John E. Klim initiated coverage on New York Times Co. and Gannett Co. with "Outperform" ratings and started Belo Corp., Journal Communications Inc., Lee Enterprises Inc., McClatchy Co., Media General Inc. and E.W. Scripps Co. at "Neutral."
In a research report, Klim said the group's ongoing revenue difficulties _ which have been exacerbated by the increasing shift of readers and advertisers online _ appear to be mostly cyclical, but that a recovery may not begin until late 2008 or whenever the housing market firms up.

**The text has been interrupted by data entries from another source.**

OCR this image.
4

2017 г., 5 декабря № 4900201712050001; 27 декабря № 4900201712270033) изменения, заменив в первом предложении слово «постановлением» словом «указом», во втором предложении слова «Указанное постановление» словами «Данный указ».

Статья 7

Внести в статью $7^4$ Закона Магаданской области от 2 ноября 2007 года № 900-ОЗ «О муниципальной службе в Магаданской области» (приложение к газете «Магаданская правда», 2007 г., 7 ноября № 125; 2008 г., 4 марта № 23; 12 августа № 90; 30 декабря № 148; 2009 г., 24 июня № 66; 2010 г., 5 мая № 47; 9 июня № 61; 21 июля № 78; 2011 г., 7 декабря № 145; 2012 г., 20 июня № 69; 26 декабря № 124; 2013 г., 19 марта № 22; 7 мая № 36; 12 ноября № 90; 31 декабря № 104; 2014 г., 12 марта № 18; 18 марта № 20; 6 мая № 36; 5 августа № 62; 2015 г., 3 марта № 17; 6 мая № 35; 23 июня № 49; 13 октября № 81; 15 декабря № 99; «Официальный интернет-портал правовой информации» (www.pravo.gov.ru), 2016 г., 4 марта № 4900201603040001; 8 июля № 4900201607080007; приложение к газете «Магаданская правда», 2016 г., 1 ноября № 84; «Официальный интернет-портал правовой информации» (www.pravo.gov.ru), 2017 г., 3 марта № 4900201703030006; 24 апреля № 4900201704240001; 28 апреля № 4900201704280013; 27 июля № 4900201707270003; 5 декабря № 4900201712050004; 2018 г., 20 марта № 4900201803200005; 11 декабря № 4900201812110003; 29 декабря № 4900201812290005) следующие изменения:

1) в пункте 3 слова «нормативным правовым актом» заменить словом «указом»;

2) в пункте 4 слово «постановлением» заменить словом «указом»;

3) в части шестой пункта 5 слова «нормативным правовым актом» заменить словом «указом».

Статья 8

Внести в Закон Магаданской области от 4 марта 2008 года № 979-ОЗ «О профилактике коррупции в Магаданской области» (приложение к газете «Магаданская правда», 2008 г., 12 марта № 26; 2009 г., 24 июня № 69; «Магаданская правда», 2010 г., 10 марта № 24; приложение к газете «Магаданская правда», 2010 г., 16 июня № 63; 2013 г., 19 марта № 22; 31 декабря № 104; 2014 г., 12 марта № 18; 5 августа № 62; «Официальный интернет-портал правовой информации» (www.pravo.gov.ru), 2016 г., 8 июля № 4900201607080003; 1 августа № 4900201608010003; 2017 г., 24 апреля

Klim is not overly concerned with how newspaper publishers will contend with the shift online, saying the companies will change to become "more digitally-centric multimedia operators." He anticipates the publishers will cut their print, production and distribution costs over the next five years through outsourcing and in-market partnerships to keep pace with the shift.
"Newspapers' reach remains impressive and the content remains relevant, even in this on-demand, highly fragmented media environment," Klim wrote.
The analyst acknowledges the sector still has near-term revenue worries, but sees limited risk to the stocks because of low investor expectations, free cash flow support and an appealing return on investment.
Shares of New York Times gained 39 cents, or 2.3 percent, to $17 in morning trading, while Gannett added 97 cents, or 2.8 percent, to $36.02.
Elsewhere in the sector, Belo's stock climbed 25 cents to $16.80. Shares of Media General rose 79 cents, or 3.6 percent, to $22.49, while E.W. Scripps added 75 cents to $43.75.